Stark’s got a reputation for digging his way through to the truth, but he’s making his own truth here, or hiding truth he doesn’t want to share. Bone thinks Stark has the capacity to be a very dangerous man. When he sets his mind to believing something, he goes for it at full speed, ploughing through any obstacle in his way, including, it would seem, his own logic. He’s not just a bull in a china shop, he’s a hammer in a world of glass people, bound to leave debris.
Chapter 13
Half an hour later, their Skat escort still in tow, Stark and Bone pass the first murky hollows, marking the entrance to offshoots from the boulevard. There in the heat, the dank air, the clamour and bustle, they finally find Terrox. It’s a ragged hole chopped out in a roughly semi-circular shape, selling bright ripples of metal and fierce spikes. At a worktable, curved around one edge of the hollow, a tangled-haired man in goggles and a leather apron stands polishing a riddle of metal on the whirring brush of a lathe.

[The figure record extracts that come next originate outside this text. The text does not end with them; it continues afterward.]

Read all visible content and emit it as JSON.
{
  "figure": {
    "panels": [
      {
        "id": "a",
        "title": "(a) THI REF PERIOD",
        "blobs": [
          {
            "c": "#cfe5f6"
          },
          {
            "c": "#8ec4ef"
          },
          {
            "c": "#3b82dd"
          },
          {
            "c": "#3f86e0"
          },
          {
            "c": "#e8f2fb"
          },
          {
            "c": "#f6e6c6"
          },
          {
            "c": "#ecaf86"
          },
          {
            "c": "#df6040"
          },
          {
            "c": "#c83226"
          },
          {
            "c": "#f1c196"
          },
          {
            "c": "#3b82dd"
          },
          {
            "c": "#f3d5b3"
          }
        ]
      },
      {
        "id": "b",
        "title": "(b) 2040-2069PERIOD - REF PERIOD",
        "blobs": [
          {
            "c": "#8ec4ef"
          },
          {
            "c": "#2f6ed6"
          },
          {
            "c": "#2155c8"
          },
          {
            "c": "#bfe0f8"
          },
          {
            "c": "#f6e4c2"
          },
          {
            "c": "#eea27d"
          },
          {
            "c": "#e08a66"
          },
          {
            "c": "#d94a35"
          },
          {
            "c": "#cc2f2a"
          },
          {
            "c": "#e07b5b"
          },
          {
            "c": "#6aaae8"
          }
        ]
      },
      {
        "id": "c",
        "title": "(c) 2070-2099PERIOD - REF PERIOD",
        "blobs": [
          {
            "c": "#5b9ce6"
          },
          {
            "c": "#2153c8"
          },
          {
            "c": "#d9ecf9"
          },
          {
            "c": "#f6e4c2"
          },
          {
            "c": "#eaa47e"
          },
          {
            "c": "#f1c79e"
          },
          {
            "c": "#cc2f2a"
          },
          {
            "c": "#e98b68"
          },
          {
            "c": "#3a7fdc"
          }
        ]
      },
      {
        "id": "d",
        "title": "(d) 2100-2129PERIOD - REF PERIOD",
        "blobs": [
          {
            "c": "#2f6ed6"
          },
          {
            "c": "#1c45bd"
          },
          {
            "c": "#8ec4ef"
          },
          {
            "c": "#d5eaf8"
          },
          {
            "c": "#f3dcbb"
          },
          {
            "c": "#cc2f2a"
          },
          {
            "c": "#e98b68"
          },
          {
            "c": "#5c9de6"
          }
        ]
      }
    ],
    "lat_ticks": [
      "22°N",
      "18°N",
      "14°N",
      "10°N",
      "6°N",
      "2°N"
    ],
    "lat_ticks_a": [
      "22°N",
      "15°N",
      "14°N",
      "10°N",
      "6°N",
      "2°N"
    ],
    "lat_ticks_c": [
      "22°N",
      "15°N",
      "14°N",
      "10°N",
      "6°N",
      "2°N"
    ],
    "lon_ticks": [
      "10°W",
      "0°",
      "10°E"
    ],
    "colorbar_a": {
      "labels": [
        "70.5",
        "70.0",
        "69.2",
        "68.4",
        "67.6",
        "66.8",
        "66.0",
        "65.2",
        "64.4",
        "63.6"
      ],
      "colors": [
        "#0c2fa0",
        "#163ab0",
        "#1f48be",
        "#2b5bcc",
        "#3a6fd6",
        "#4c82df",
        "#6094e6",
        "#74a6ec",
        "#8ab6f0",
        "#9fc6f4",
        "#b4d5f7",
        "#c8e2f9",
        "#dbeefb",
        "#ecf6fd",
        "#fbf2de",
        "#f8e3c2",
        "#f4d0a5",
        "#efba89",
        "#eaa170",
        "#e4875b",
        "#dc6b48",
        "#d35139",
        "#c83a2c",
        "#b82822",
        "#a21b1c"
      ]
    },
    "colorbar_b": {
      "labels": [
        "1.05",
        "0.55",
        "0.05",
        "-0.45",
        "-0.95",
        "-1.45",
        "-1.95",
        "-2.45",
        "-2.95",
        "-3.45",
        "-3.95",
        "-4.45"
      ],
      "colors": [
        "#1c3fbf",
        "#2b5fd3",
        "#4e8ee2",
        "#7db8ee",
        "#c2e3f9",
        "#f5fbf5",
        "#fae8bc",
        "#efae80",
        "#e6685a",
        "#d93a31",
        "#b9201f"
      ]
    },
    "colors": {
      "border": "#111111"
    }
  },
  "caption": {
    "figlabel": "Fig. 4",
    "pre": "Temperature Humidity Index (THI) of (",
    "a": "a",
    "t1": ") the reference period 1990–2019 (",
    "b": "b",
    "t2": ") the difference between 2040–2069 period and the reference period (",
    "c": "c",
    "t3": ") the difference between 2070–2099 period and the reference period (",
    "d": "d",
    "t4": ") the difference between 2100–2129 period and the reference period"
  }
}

Beside him, through a grime-streaked cloth and down a dingy passage, is a surgery where you can get your ribs bifurcated, half pulled outside your body and encased, or spiked, in steel: Striga’s specialty. It’s not illegal to bifurcate ribs, but the dangers of pulling one half outside the body and adding foreign objects without the aid of expensive immunogen mods places his business just outside of what’s legal, forcing him to work down here.
Though the Zone holds itself outside the Notary’s full control, it’s still subject to law everywhere but in this looping maze of a loophole, engineered to keep the Notary at bay. The loophole constitutes a major headache for the Notary, but they’ve no recourse to counter it as long as it hovers this close to legal and keeps its records clean. As Bone and Stark enter Terrox, the muffled resound of distant screams ricochets into the room from somewhere down that corridor. Stark tenses and reaches towards his holster, but Bone stops him with a cat-fast hand clamped around the forearm, praying the Skats outside haven’t seen. When Stark relaxes, he eases away and approaches the tangle-haired man at the lathe. The man knocks off the power switch, leaving the distant screams, the burr of noise from the tunnels, to fill the void.